Australia rounded off a gruelling 2013, which saw them lose eight out of 15 Tests, with a flourish as they beat Wales 30-26 in a free-flowing match at Cardiff’s Millennium Stadium on Saturday.
Australia, with fly-half Quade Cooper pulling the strings in his 50th Test, scored three tries through centre Christian Leali’ifano, full-back Israel Folau and wing Joe Tomane, with Leali’ifano also kicking 15 points.
Wales managed two tries of their own through George North, one of the stars of the British and Irish Lions’ 2-1 series win in Australia earlier this year.
But the winger’s scores were not enough to tip the balance in a see-saw contest, where McKenzie’s men were twice 10 points behind and then led 30-16, only for Wales to rally late on.
Australia’s ninth successive win over Wales was all the more significant given that the two countries have been paired in the same World Cup ‘group of death’ as 2015 hosts England.
McKenzie, appointed after former coach Robbie Deans was axed following the Lions series, hoped the victory would foster a mood of optimism throughout Australian rugby.

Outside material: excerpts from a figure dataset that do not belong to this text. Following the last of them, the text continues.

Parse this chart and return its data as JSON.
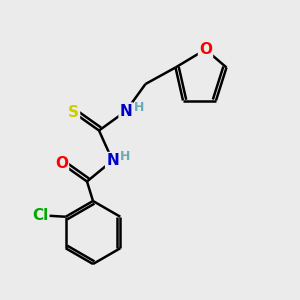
{
  "background_color": "#ebebeb",
  "atom_colors": {
    "O": "#ff0000",
    "N": "#0000cd",
    "S": "#cccc00",
    "Cl": "#00aa00",
    "C": "#000000",
    "H": "#6aabb5"
  },
  "bond_color": "#000000",
  "bond_width": 1.8,
  "font_size_atoms": 11,
  "font_size_H": 9,
  "figsize": [
    3.0,
    3.0
  ],
  "dpi": 100
}
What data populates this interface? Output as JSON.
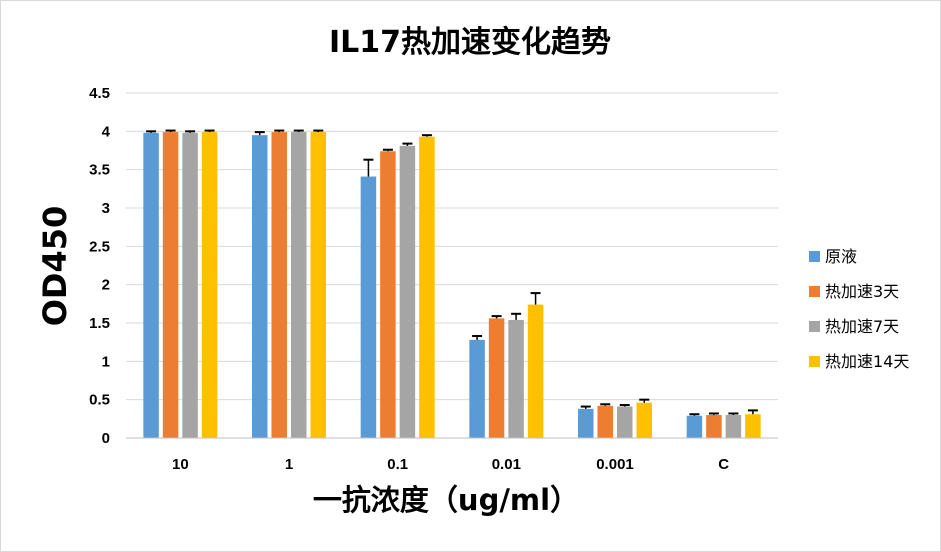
{
  "chart_data": {
    "type": "bar",
    "title": "IL17热加速变化趋势",
    "xlabel": "一抗浓度（ug/ml）",
    "ylabel": "OD450",
    "ylim": [
      0,
      4.5
    ],
    "yticks": [
      "0",
      "0.5",
      "1",
      "1.5",
      "2",
      "2.5",
      "3",
      "3.5",
      "4",
      "4.5"
    ],
    "categories": [
      "10",
      "1",
      "0.1",
      "0.01",
      "0.001",
      "C"
    ],
    "legend_position": "right",
    "grid": true,
    "series": [
      {
        "name": "原液",
        "color": "#5b9bd5",
        "values": [
          3.98,
          3.95,
          3.41,
          1.28,
          0.38,
          0.29
        ],
        "errors": [
          0.02,
          0.04,
          0.22,
          0.05,
          0.03,
          0.02
        ]
      },
      {
        "name": "热加速3天",
        "color": "#ed7d31",
        "values": [
          3.99,
          3.99,
          3.74,
          1.56,
          0.42,
          0.3
        ],
        "errors": [
          0.02,
          0.02,
          0.02,
          0.03,
          0.02,
          0.02
        ]
      },
      {
        "name": "热加速7天",
        "color": "#a5a5a5",
        "values": [
          3.98,
          3.99,
          3.81,
          1.54,
          0.41,
          0.3
        ],
        "errors": [
          0.02,
          0.02,
          0.03,
          0.08,
          0.02,
          0.02
        ]
      },
      {
        "name": "热加速14天",
        "color": "#ffc000",
        "values": [
          3.99,
          3.99,
          3.93,
          1.74,
          0.46,
          0.31
        ],
        "errors": [
          0.02,
          0.02,
          0.02,
          0.15,
          0.04,
          0.05
        ]
      }
    ]
  }
}
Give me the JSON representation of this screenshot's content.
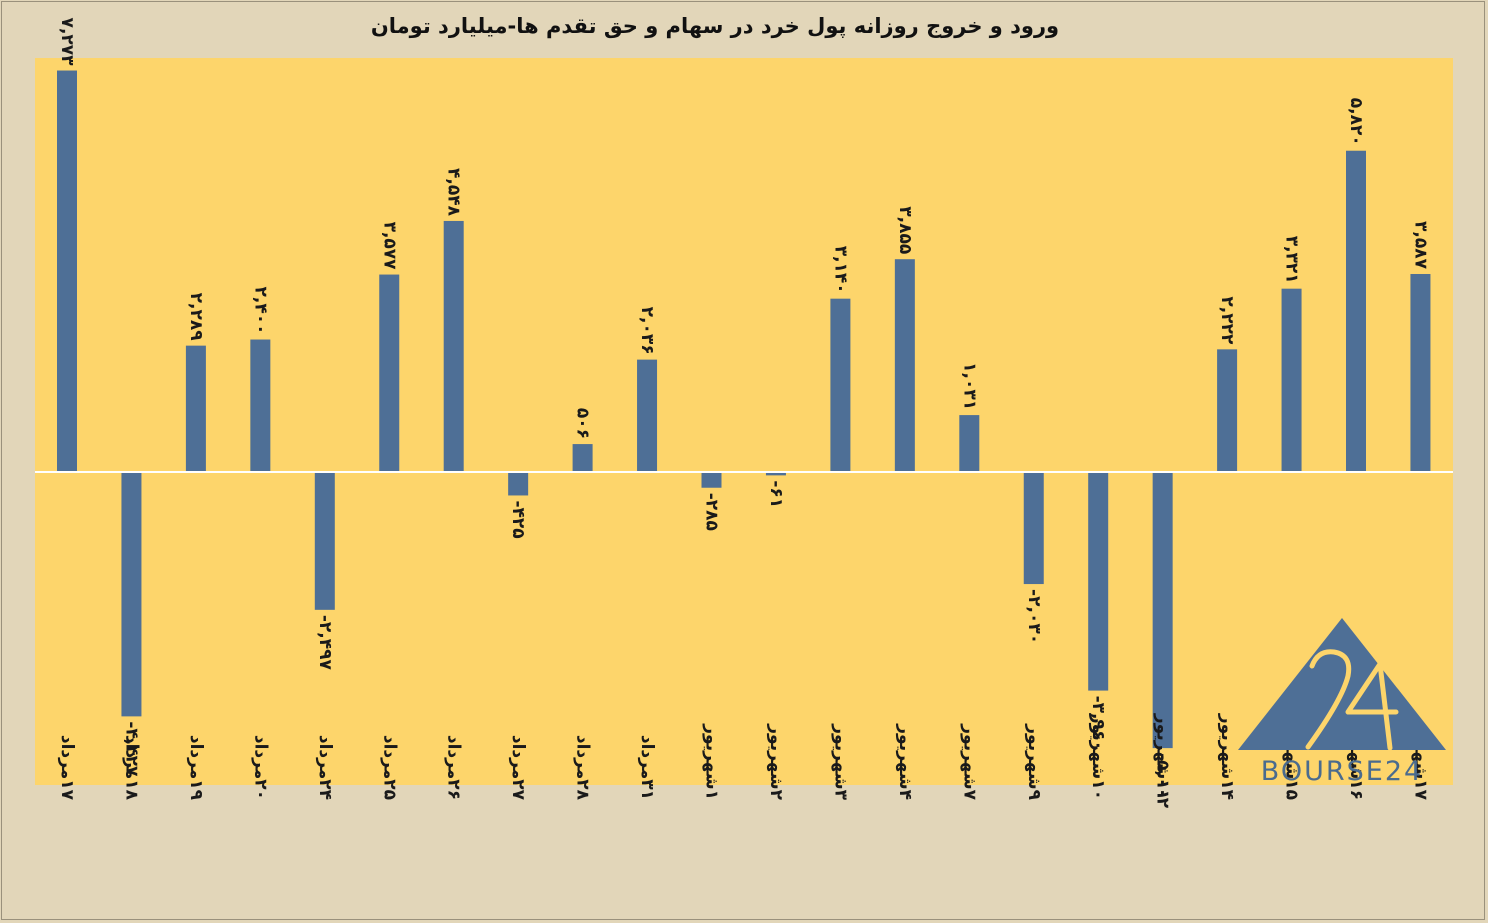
{
  "chart_data": {
    "type": "bar",
    "title": "ورود و خروج روزانه پول خرد در سهام و حق تقدم ها-میلیارد تومان",
    "xlabel": "",
    "ylabel": "",
    "ylim": [
      -5300,
      7500
    ],
    "grid": false,
    "legend": "none",
    "colors": {
      "bar": "#4e6f96",
      "plot_bg": "#fdd56b",
      "page_bg": "#e2d6b9",
      "zero_line": "#ffffff"
    },
    "categories": [
      "۱۷مرداد",
      "۱۸مرداد",
      "۱۹مرداد",
      "۲۰مرداد",
      "۲۴مرداد",
      "۲۵مرداد",
      "۲۶مرداد",
      "۲۷مرداد",
      "۲۸مرداد",
      "۳۱مرداد",
      "۱شهریور",
      "۲شهریور",
      "۳شهریور",
      "۴شهریور",
      "۷شهریور",
      "۹شهریور",
      "۱۰شهریور",
      "۱۱شهریور",
      "۱۴شهریور",
      "۱۵شهریور",
      "۱۶شهریور",
      "۱۷شهریور"
    ],
    "values": [
      7273,
      -4427,
      2289,
      2400,
      -2497,
      3577,
      4548,
      -425,
      506,
      2036,
      -285,
      -61,
      3140,
      3855,
      1031,
      -2030,
      -3960,
      -5002,
      2222,
      3321,
      5820,
      3587
    ],
    "value_labels": [
      "۷,۲۷۳",
      "-۴,۴۲۷",
      "۲,۲۸۹",
      "۲,۴۰۰",
      "-۲,۴۹۷",
      "۳,۵۷۷",
      "۴,۵۴۸",
      "-۴۲۵",
      "۵۰۶",
      "۲,۰۳۶",
      "-۲۸۵",
      "-۶۱",
      "۳,۱۴۰",
      "۳,۸۵۵",
      "۱,۰۳۱",
      "-۲,۰۳۰",
      "-۳,۹۶۰",
      "-۵,۰۰۲",
      "۲,۲۲۲",
      "۳,۳۲۱",
      "۵,۸۲۰",
      "۳,۵۸۷"
    ]
  },
  "logo": {
    "number": "24",
    "text": "BOURSE24"
  }
}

“The Wallabies don’t play for another seven months now so hopefully the fans will look forward to what’s happening next year rather than spending too much time looking at the past,” said former prop McKenzie, a member of Australia’s 1991 World Cup-winning team.
“We pushed a few too many passes at times but it’s always a balance — you don’t want to be telling people not to do things but they’ve got to be judicious in their decision-making. It’s risk-reward.

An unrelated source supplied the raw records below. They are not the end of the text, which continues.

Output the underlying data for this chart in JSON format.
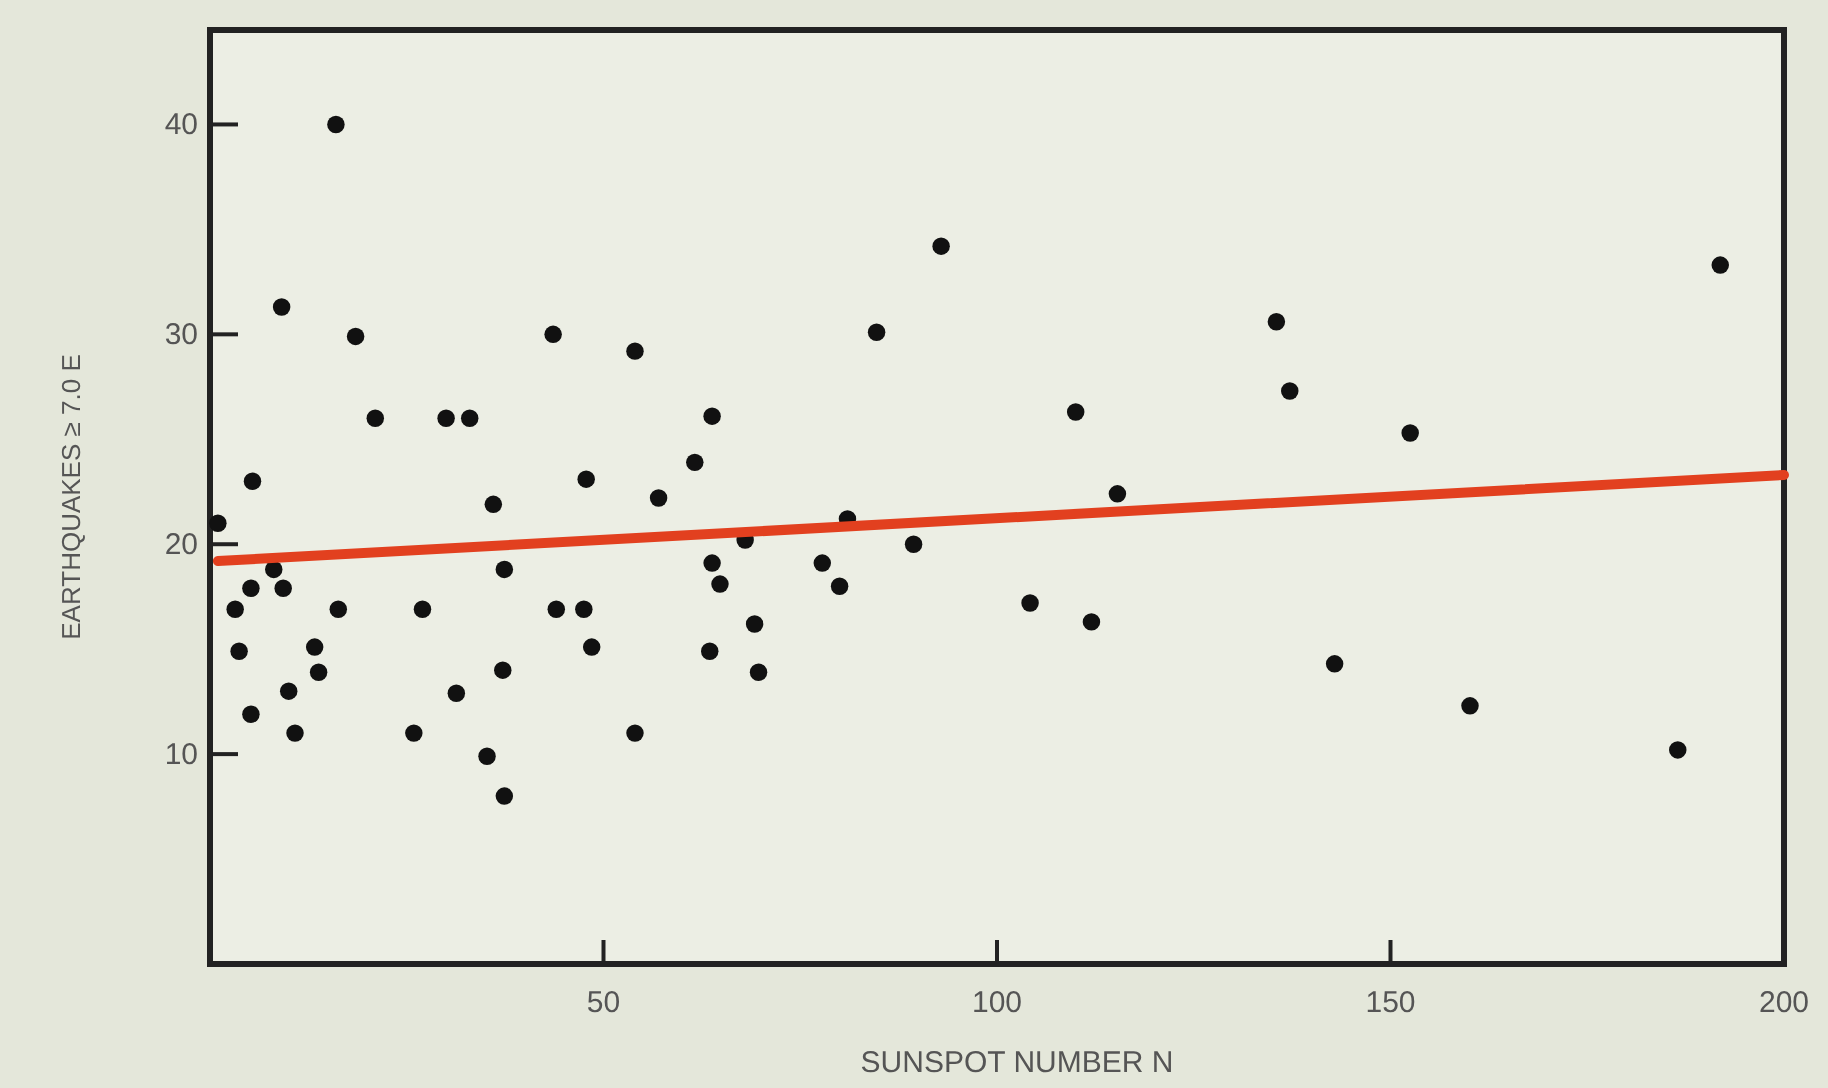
{
  "chart_data": {
    "type": "scatter",
    "xlabel": "SUNSPOT NUMBER  N",
    "ylabel": "EARTHQUAKES ≥ 7.0  E",
    "xlim": [
      0,
      200
    ],
    "xticks": [
      50,
      100,
      150,
      200
    ],
    "ylim": [
      0,
      44.5
    ],
    "yticks": [
      10,
      20,
      30,
      40
    ],
    "grid": false,
    "series": [
      {
        "marker": "circle",
        "color": "#111111",
        "x": [
          16,
          9.1,
          18.5,
          21,
          30,
          33,
          43.6,
          54,
          5.4,
          47.8,
          57,
          61.6,
          1,
          36,
          8.1,
          5.2,
          9.3,
          3.2,
          16.3,
          27,
          37.4,
          44,
          47.5,
          3.7,
          13.3,
          13.8,
          48.5,
          37.2,
          10,
          31.3,
          5.2,
          10.8,
          25.9,
          54,
          35.2,
          37.4,
          92.9,
          84.7,
          63.8,
          68,
          81,
          89.4,
          63.8,
          64.8,
          77.8,
          80,
          69.2,
          63.5,
          69.7,
          110,
          115.3,
          104.2,
          112,
          135.5,
          137.2,
          152.5,
          142.9,
          160.1,
          186.5,
          191.9
        ],
        "values": [
          40,
          31.3,
          29.9,
          26,
          26,
          26,
          30,
          29.2,
          23,
          23.1,
          22.2,
          23.9,
          21,
          21.9,
          18.8,
          17.9,
          17.9,
          16.9,
          16.9,
          16.9,
          18.8,
          16.9,
          16.9,
          14.9,
          15.1,
          13.9,
          15.1,
          14,
          13,
          12.9,
          11.9,
          11,
          11,
          11,
          9.9,
          8,
          34.2,
          30.1,
          26.1,
          20.2,
          21.2,
          20,
          19.1,
          18.1,
          19.1,
          18,
          16.2,
          14.9,
          13.9,
          26.3,
          22.4,
          17.2,
          16.3,
          30.6,
          27.3,
          25.3,
          14.3,
          12.3,
          10.2,
          33.3
        ]
      },
      {
        "type": "line",
        "color": "#e2401f",
        "x": [
          1,
          200
        ],
        "values": [
          19.2,
          23.3
        ]
      }
    ]
  }
}
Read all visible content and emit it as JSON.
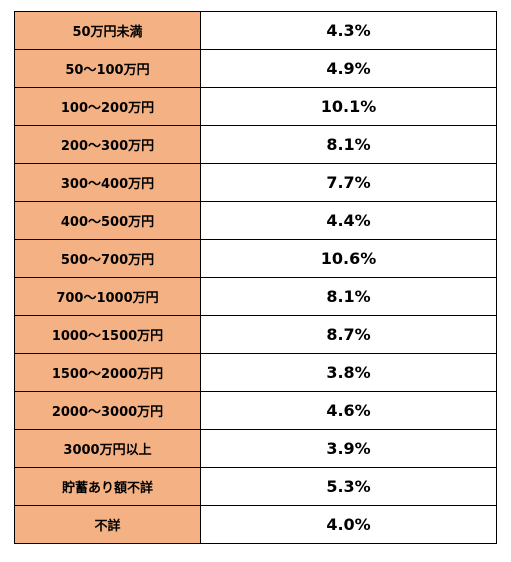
{
  "table": {
    "rows": [
      [
        "50万円未満",
        "4.3%"
      ],
      [
        "50～100万円",
        "4.9%"
      ],
      [
        "100～200万円",
        "10.1%"
      ],
      [
        "200～300万円",
        "8.1%"
      ],
      [
        "300～400万円",
        "7.7%"
      ],
      [
        "400～500万円",
        "4.4%"
      ],
      [
        "500～700万円",
        "10.6%"
      ],
      [
        "700～1000万円",
        "8.1%"
      ],
      [
        "1000～1500万円",
        "8.7%"
      ],
      [
        "1500～2000万円",
        "3.8%"
      ],
      [
        "2000～3000万円",
        "4.6%"
      ],
      [
        "3000万円以上",
        "3.9%"
      ],
      [
        "貯蓄あり額不詳",
        "5.3%"
      ],
      [
        "不詳",
        "4.0%"
      ]
    ]
  }
}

“We probably pushed the risk a little bit at times but there’s some enthusiasm and I don’t want to dull that down.
“A lot of people say you can’t play all the rugby, it’s easier to play field position and keep it simple. We are trying to make sure that’s in our back pocket if we have to [use it], but it’s the variety between the two that’s important.”
Australia suffered five defeats in all of this year at the hands of world champions New Zealand and South Africa, clearly the second-best Test side on current form, and questions persist as to whether Australia’s preferred running game can succeed against the All Blacks and the Springboks come the World Cup.
But after an end-of-year tour where Australia won four Tests in a row — something they last managed at the start of the Deans era in 2008 — with only a defeat by England in the opener scuppering a Grand Slam, McKenzie was in a bullish frame of mind.
“We scored a bunch of tries against good teams,” he said. “People are always going to say ‘wait until you play the All Blacks, wait until you play the Springboks’ and for sure we’ve got to do better on that side of things.
“But the last time we played the All Blacks we did all right. We didn’t win but we were close [a 43-31 loss in Dunedin in October]. We just have to keep at it. We don’t want to be the finished article right now. We’ve improved and we’re getting more consistent.”